The three partners grew up on the same street in the same town.

“We’ve been around the industry since we were kids, through family members, through high school, college, and after college,” Fisher says.

The previous owner of Ken-Way was a family friend, and when he was ready to leave the business, he approached Fisher and the Zamastils about buying it. They looked at the numbers, put together a plan, and settled the deal with a few phone calls. It was a good company in a niche market, and they decided they could build on that.

“It was a family septic, sewer and water business. We’ve just taken it to a much larger scale,” Fisher says.

They also brought many functions in-house. Rather than hiring trucks when needed, they bought the equipment so their schedules were not dependent on a subcontractor.

“We have expanded quite a bit, but we don’t depend only on growth. Our goal is growth and strength — being stronger within the niches we have developed so far,” Fisher says. That means emphasizing services such as hydroexcavation or pipe bursting that most excavation companies don’t perform for themselves.

“We don’t desire to get more dozers and excavators. Right now, if we get a call of a main pipe break, we can handle the job with our existing excavators and camera truck. If we identified a need for three more hydroexcavators in our area, that’s where we would rather grow,” Fisher says.
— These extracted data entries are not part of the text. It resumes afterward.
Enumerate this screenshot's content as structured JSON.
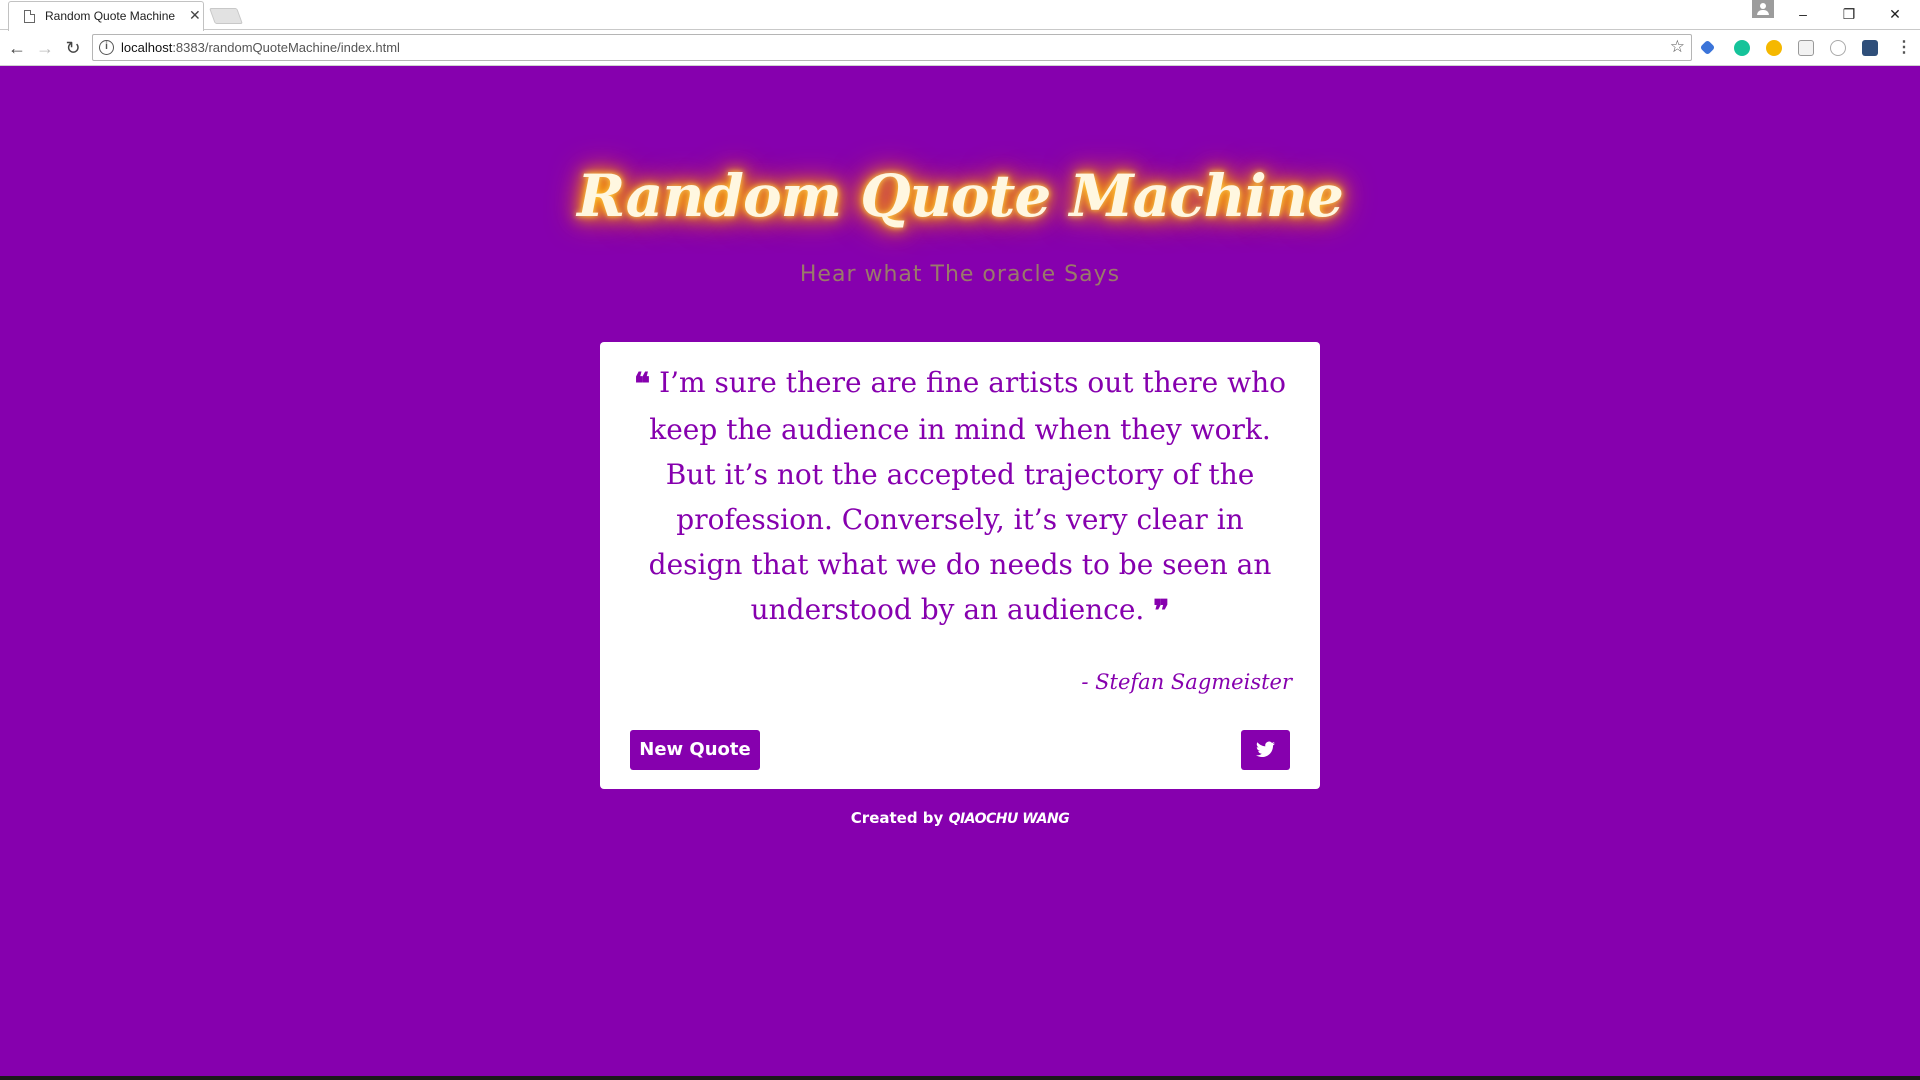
{
  "browser": {
    "tab_title": "Random Quote Machine",
    "tab_close": "✕",
    "url_host": "localhost",
    "url_rest": ":8383/randomQuoteMachine/index.html",
    "window_controls": {
      "minimize": "–",
      "restore": "❐",
      "close": "✕"
    }
  },
  "page": {
    "title": "Random Quote Machine",
    "subtitle": "Hear what The oracle Says",
    "quote_text": "I’m sure there are fine artists out there who keep the audience in mind when they work. But it’s not the accepted trajectory of the profession. Conversely, it’s very clear in design that what we do needs to be seen an understood by an audience.",
    "open_quote": "❝",
    "close_quote": "❞",
    "author": "- Stefan Sagmeister",
    "new_quote_label": "New Quote",
    "footer_prefix": "Created by",
    "footer_name": "QIAOCHU WANG"
  },
  "colors": {
    "background": "#8600ae",
    "card": "#ffffff",
    "accent": "#8600ae",
    "title_glow": "#ffb300"
  },
  "icons": {
    "tweet": "twitter-icon",
    "back": "back-arrow-icon",
    "forward": "forward-arrow-icon",
    "reload": "reload-icon",
    "star": "bookmark-star-icon"
  }
}
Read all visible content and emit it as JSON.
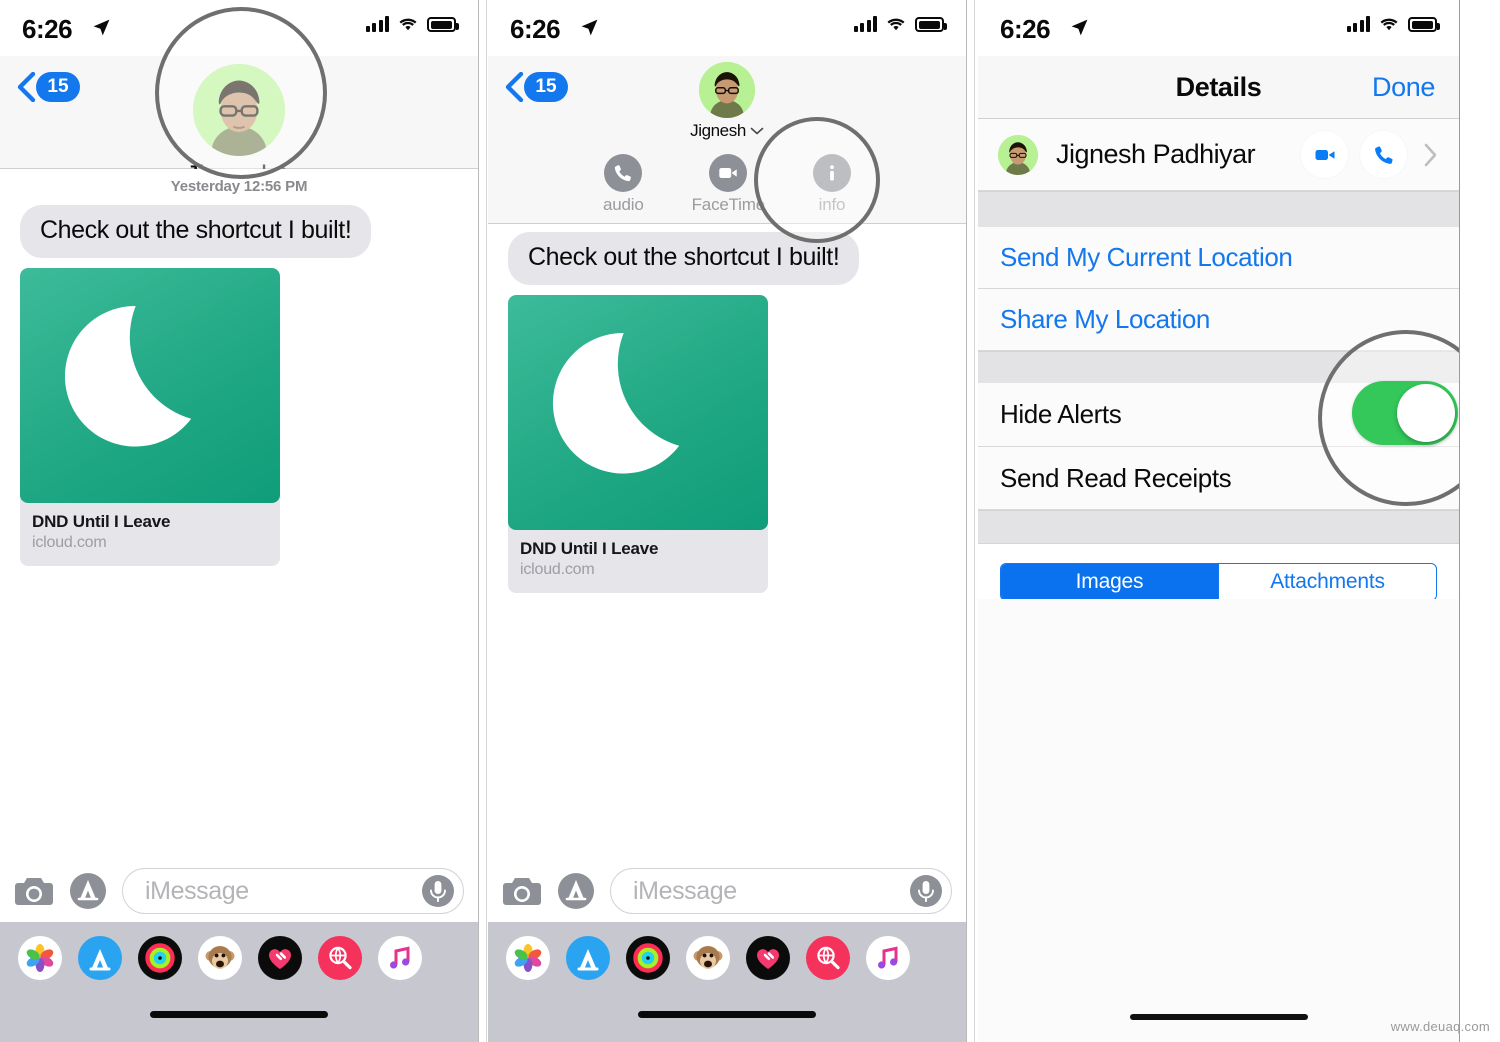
{
  "watermark": "www.deuaq.com",
  "status_bar": {
    "time": "6:26",
    "location_icon": "location-arrow-icon",
    "signal_icon": "cellular-bars-icon",
    "wifi_icon": "wifi-icon",
    "battery_icon": "battery-full-icon"
  },
  "panel1": {
    "name": "messages-conversation",
    "back": {
      "icon": "chevron-left-icon",
      "badge": "15"
    },
    "contact": {
      "name": "Jignesh",
      "disclosure_icon": "chevron-right-icon",
      "avatar": "contact-avatar"
    },
    "timestamp": "Yesterday 12:56 PM",
    "message": "Check out the shortcut I built!",
    "attachment": {
      "title": "DND Until I Leave",
      "source": "icloud.com",
      "art_icon": "crescent-moon-icon"
    },
    "compose": {
      "camera_icon": "camera-icon",
      "appstore_icon": "app-store-icon",
      "placeholder": "iMessage",
      "mic_icon": "microphone-icon"
    },
    "drawer": [
      {
        "label": "Photos",
        "icon": "photos-app-icon"
      },
      {
        "label": "App Store",
        "icon": "app-store-app-icon"
      },
      {
        "label": "Activity",
        "icon": "activity-rings-app-icon"
      },
      {
        "label": "Animoji",
        "icon": "monkey-animoji-icon"
      },
      {
        "label": "Digital Touch",
        "icon": "digital-touch-app-icon"
      },
      {
        "label": "Images",
        "icon": "images-search-app-icon"
      },
      {
        "label": "Music",
        "icon": "music-app-icon"
      }
    ],
    "highlight": "contact-name-highlight"
  },
  "panel2": {
    "name": "messages-contact-expanded",
    "back": {
      "icon": "chevron-left-icon",
      "badge": "15"
    },
    "contact": {
      "name": "Jignesh",
      "disclosure_icon": "chevron-down-icon"
    },
    "actions": [
      {
        "label": "audio",
        "icon": "phone-icon"
      },
      {
        "label": "FaceTime",
        "icon": "video-camera-icon"
      },
      {
        "label": "info",
        "icon": "info-icon"
      }
    ],
    "message": "Check out the shortcut I built!",
    "attachment": {
      "title": "DND Until I Leave",
      "source": "icloud.com",
      "art_icon": "crescent-moon-icon"
    },
    "compose": {
      "camera_icon": "camera-icon",
      "appstore_icon": "app-store-icon",
      "placeholder": "iMessage",
      "mic_icon": "microphone-icon"
    },
    "highlight": "info-button-highlight"
  },
  "panel3": {
    "name": "conversation-details",
    "nav": {
      "title": "Details",
      "done_label": "Done"
    },
    "contact": {
      "name": "Jignesh Padhiyar",
      "video_icon": "video-camera-icon",
      "phone_icon": "phone-icon",
      "disclosure_icon": "chevron-right-icon"
    },
    "rows": [
      {
        "label": "Send My Current Location",
        "style": "link",
        "name": "send-current-location-row"
      },
      {
        "label": "Share My Location",
        "style": "link",
        "name": "share-my-location-row"
      },
      {
        "label": "Hide Alerts",
        "style": "plain",
        "name": "hide-alerts-row",
        "toggle": true,
        "toggle_on": true
      },
      {
        "label": "Send Read Receipts",
        "style": "plain",
        "name": "send-read-receipts-row",
        "toggle": false
      }
    ],
    "segments": [
      {
        "label": "Images",
        "selected": true
      },
      {
        "label": "Attachments",
        "selected": false
      }
    ],
    "highlight": "hide-alerts-toggle-highlight"
  },
  "colors": {
    "accent_blue": "#1377ed",
    "toggle_green": "#34c759",
    "bubble_gray": "#e6e5ea",
    "card_green": "#21a884",
    "drawer_gray": "#c6c7cf"
  }
}
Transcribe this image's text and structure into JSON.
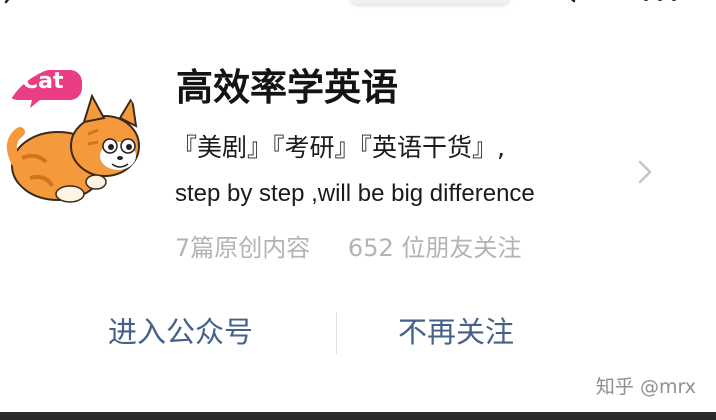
{
  "account": {
    "name": "高效率学英语",
    "tags_line": "『美剧』『考研』『英语干货』,",
    "description": "step by step ,will be big difference",
    "original_count": "7篇原创内容",
    "followers": "652 位朋友关注",
    "avatar_label": "Cat"
  },
  "actions": {
    "enter_label": "进入公众号",
    "unfollow_label": "不再关注"
  },
  "watermark": "知乎 @mrx",
  "colors": {
    "link": "#45618a",
    "muted": "#b3b3b3",
    "cat_orange": "#f49a3c",
    "badge_pink": "#ea3d86"
  },
  "icons": {
    "back": "chevron-left-icon",
    "search": "search-icon",
    "more": "more-icon",
    "arrow": "chevron-right-icon"
  }
}
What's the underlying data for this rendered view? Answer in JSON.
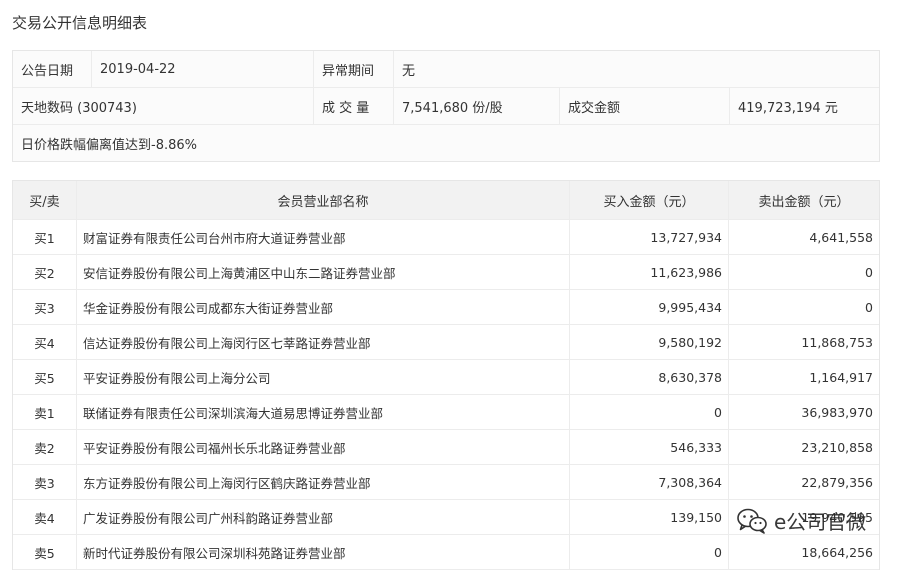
{
  "title": "交易公开信息明细表",
  "info": {
    "date_label": "公告日期",
    "date_value": "2019-04-22",
    "abnormal_label": "异常期间",
    "abnormal_value": "无",
    "stock_name": "天地数码 (300743)",
    "volume_label": "成 交 量",
    "volume_value": "7,541,680 份/股",
    "amount_label": "成交金额",
    "amount_value": "419,723,194 元",
    "reason": "日价格跌幅偏离值达到-8.86%"
  },
  "table": {
    "headers": [
      "买/卖",
      "会员营业部名称",
      "买入金额（元）",
      "卖出金额（元）"
    ],
    "rows": [
      [
        "买1",
        "财富证券有限责任公司台州市府大道证券营业部",
        "13,727,934",
        "4,641,558"
      ],
      [
        "买2",
        "安信证券股份有限公司上海黄浦区中山东二路证券营业部",
        "11,623,986",
        "0"
      ],
      [
        "买3",
        "华金证券股份有限公司成都东大街证券营业部",
        "9,995,434",
        "0"
      ],
      [
        "买4",
        "信达证券股份有限公司上海闵行区七莘路证券营业部",
        "9,580,192",
        "11,868,753"
      ],
      [
        "买5",
        "平安证券股份有限公司上海分公司",
        "8,630,378",
        "1,164,917"
      ],
      [
        "卖1",
        "联储证券有限责任公司深圳滨海大道易思博证券营业部",
        "0",
        "36,983,970"
      ],
      [
        "卖2",
        "平安证券股份有限公司福州长乐北路证券营业部",
        "546,333",
        "23,210,858"
      ],
      [
        "卖3",
        "东方证券股份有限公司上海闵行区鹤庆路证券营业部",
        "7,308,364",
        "22,879,356"
      ],
      [
        "卖4",
        "广发证券股份有限公司广州科韵路证券营业部",
        "139,150",
        "19,940,595"
      ],
      [
        "卖5",
        "新时代证券股份有限公司深圳科苑路证券营业部",
        "0",
        "18,664,256"
      ]
    ]
  },
  "watermark": {
    "text": "e公司官微",
    "icon": "wechat-icon"
  }
}
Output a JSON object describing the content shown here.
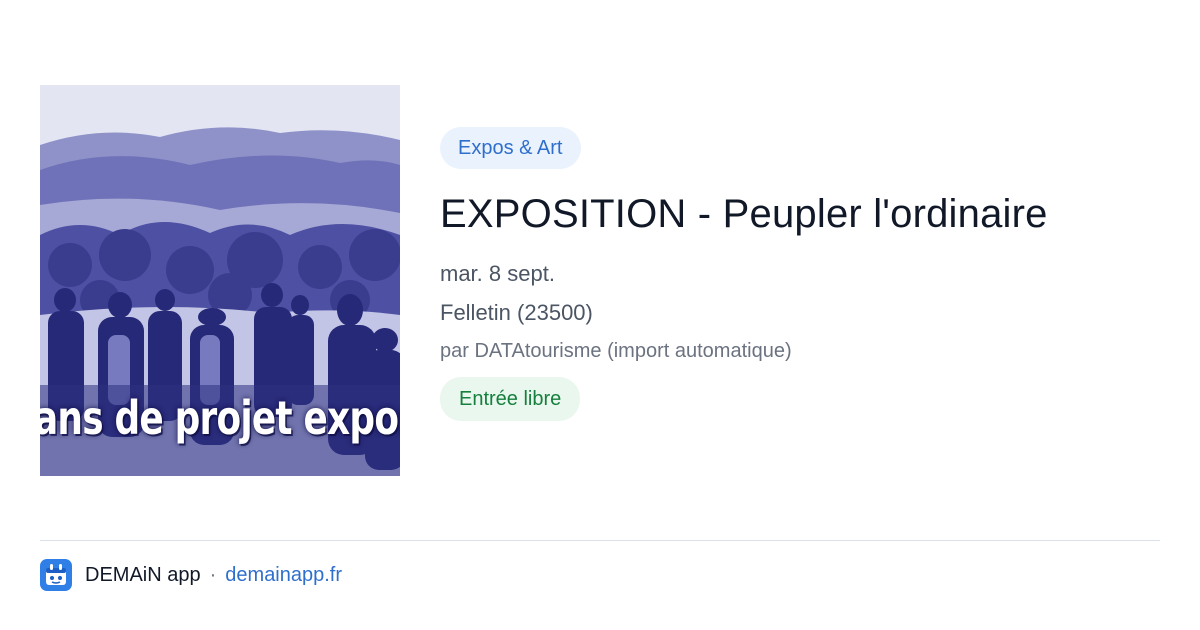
{
  "event": {
    "image": {
      "alt": "photo-paysage",
      "overlay_text": "ans de projet expos"
    },
    "category": "Expos & Art",
    "title": "EXPOSITION - Peupler l'ordinaire",
    "date": "mar. 8 sept.",
    "location": "Felletin (23500)",
    "author": "par DATAtourisme (import automatique)",
    "price": "Entrée libre"
  },
  "footer": {
    "app_icon": "app-logo-icon",
    "app_name": "DEMAiN app",
    "separator": "·",
    "link": "demainapp.fr"
  },
  "colors": {
    "accent": "#2f6fcc",
    "category_bg": "#eaf2fd",
    "price_bg": "#eaf7ee",
    "price_text": "#15803d",
    "image_tint": "#3a3c9a"
  }
}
That does not mean that’s where they will grow. Every year is different, and next year the partners may take Ken-Way in another direction.

“What it comes down to,” Fisher says, “is you have to be ready to evolve with the opportunities that come before you.”


DIY Technology Focuses on the Necessitites

Charlie Fisher and his partners at Ken-Way Excavating like to keep everything in-house for more control and efficiency. The same idea is in play when it comes to the company's use of technology. There is QuickBooks for general accounting and tracking costs, but beyond that, Fisher likes to create his own custom templates.

"We use a lot of Excel spreadsheets, from estimating to a lot of our different forms that we've created in-house," Fisher says. "When I'm creating a daily job sheet for our guys, I know what I want it to accomplish. They can easily take it and use it, and I get exactly the information I need."

The same goes for big proposals. He can open his spreadsheet template and modify it as needed, perhaps with a different layout or with items specific to that job.

Technicians use paper copies of spreadsheets and fill in information by hand, whether it's a count of loads hauled or the amount of material used. Each sheet is coded by job.

"All the job sheets are customized. We have some only for guys driving dump trucks. Others are for guys doing hydroexcavating, jetting and cleaning. And there's another set for the technicians installing onsite systems," Fisher says.

At any time, he or his partners can bring up any job on his computer and see all the various costs for it. There are also separate codes for each type of service, such as commercial work or hydroexcavation.

"At any time I can pull a cost report and see how much we're making or losing on septic work specifically. If I want to go further, I can break it down by job."